City of Munich accused of financial sleight of hand over property sale

Isabelle Hoffmann
3 Min Read
Bastian-Riccardi

A fresh wave of criticism has hit Munich’s city administration after it approved the sale of two municipal buildings to the city’s own utility company, Stadtwerke München (SWM).

The controversial transaction, worth €173 million, is being denounced by opposition parties as a financial illusion designed to patch up the city’s strained budget ahead of the next local election.

Two buildings, one buyer – again

According to official documents, the properties in question are located at Blumenstraße 28 and Unterer Anger 2 in central Munich. Ironically, SWM once owned both buildings before selling them to the city in 2015 — at the time, the municipal energy provider needed liquidity to build reserves for the decommissioning of the Isar 2 nuclear power plant.

A decade later, the situation has reversed. SWM’s finances have stabilized, while the city itself is under growing fiscal pressure. “This is nothing but a magician’s trick by the finance director,” said ÖDP leader Tobias Ruff, accusing the administration of manipulating figures to avoid unpopular budget cuts before the upcoming elections.

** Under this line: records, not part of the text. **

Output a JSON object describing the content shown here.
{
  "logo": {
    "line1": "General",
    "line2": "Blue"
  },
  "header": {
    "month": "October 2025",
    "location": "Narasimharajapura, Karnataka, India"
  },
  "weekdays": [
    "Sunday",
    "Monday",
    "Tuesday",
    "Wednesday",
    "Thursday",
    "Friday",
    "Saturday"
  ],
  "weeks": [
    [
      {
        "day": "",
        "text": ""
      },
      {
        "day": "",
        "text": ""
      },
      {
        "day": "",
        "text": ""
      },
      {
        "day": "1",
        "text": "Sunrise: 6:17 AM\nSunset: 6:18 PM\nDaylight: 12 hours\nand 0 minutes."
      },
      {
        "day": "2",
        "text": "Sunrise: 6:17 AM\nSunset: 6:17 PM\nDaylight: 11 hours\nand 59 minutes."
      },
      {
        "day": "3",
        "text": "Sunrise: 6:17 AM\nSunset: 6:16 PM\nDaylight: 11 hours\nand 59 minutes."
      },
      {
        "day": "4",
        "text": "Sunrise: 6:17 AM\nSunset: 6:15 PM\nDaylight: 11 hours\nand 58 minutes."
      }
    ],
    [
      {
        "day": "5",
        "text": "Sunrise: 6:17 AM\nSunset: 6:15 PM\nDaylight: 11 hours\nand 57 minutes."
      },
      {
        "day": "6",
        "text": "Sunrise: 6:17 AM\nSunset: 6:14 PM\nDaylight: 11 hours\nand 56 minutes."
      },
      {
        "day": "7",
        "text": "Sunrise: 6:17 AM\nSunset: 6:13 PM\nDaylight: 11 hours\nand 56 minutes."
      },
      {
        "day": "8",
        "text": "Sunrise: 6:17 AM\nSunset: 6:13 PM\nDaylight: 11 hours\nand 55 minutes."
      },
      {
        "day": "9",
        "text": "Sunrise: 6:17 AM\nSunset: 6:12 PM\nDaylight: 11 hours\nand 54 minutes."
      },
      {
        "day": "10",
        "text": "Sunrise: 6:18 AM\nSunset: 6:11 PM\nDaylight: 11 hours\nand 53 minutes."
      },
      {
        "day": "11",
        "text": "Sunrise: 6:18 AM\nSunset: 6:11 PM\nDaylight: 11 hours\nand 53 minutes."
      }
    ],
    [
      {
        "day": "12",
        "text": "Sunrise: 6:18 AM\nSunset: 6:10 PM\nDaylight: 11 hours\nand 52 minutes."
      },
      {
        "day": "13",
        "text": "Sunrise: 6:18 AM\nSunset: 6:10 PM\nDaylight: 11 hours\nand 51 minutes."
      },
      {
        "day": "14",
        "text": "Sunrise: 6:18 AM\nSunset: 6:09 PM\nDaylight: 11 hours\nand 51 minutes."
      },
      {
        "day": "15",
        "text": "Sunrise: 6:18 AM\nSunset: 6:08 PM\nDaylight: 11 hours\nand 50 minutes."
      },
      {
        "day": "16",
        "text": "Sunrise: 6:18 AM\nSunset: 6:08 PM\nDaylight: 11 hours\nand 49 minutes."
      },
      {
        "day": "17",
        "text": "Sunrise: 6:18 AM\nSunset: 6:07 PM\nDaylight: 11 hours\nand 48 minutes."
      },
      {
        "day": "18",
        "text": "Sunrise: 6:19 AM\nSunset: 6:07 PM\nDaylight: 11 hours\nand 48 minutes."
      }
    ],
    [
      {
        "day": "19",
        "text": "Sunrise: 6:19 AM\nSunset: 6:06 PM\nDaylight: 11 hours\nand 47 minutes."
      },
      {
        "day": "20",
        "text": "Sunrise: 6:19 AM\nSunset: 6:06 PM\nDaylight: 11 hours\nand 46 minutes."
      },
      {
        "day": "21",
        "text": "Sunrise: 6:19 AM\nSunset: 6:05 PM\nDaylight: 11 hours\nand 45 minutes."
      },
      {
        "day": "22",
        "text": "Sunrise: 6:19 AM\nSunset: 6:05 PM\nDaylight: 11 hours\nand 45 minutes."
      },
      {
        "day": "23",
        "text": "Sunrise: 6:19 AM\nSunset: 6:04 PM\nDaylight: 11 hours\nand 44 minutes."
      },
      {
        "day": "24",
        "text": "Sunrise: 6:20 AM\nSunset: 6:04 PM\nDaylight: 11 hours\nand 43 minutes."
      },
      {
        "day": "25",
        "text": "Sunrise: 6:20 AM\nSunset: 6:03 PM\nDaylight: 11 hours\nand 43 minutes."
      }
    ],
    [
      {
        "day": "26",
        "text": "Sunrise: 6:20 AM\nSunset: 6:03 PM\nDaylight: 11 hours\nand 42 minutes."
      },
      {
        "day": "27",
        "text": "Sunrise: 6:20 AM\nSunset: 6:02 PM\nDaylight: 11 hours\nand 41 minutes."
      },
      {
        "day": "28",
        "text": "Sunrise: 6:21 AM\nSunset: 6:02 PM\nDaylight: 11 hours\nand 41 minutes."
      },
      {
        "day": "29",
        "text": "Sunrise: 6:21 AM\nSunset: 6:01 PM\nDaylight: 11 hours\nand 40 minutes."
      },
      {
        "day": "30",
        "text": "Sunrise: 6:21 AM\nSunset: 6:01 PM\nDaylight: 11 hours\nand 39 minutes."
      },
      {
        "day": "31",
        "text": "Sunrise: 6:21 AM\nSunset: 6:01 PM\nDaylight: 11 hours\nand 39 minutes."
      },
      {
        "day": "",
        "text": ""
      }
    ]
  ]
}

“Munich is broke,” says opposition

Ruff didn’t mince words: “He’s pulling €173 million out of his hat to pretend that everything is fine. But that’s only a drop in the ocean. Munich is broke, and we fear a harsh austerity program after the election.”

His statement has since ignited a heated debate in local political circles about how the city manages its assets and the transparency of its financial decisions.

CSU raises alarm over long-term losses

The CSU faction in Munich’s city council has filed an official inquiry demanding clarity about the deal’s consequences. CSU councillor Andreas Babor warned that the city might be selling off its “family silver” merely to beautify its balance sheet.

“Just the transaction costs — notary fees and property transfer tax — will amount to several million euros,” Babor argued. “That money will no longer be available for urgently needed infrastructure projects. On top of that, Munich loses roughly five million euros in annual rental income.”

Double standards in the Bavaria?

Adding fuel to the controversy, observers noted that the CSU-led state government in Bavaria is currently pursuing a similar maneuver of its own. The Justice Center project in Munich, originally planned to include state-owned housing, is now reportedly being sold off due to what officials called a “changed budget situation.”
The parallel has not gone unnoticed in Munich, where critics say both city and state are using accounting tricks instead of tackling the real financial problems.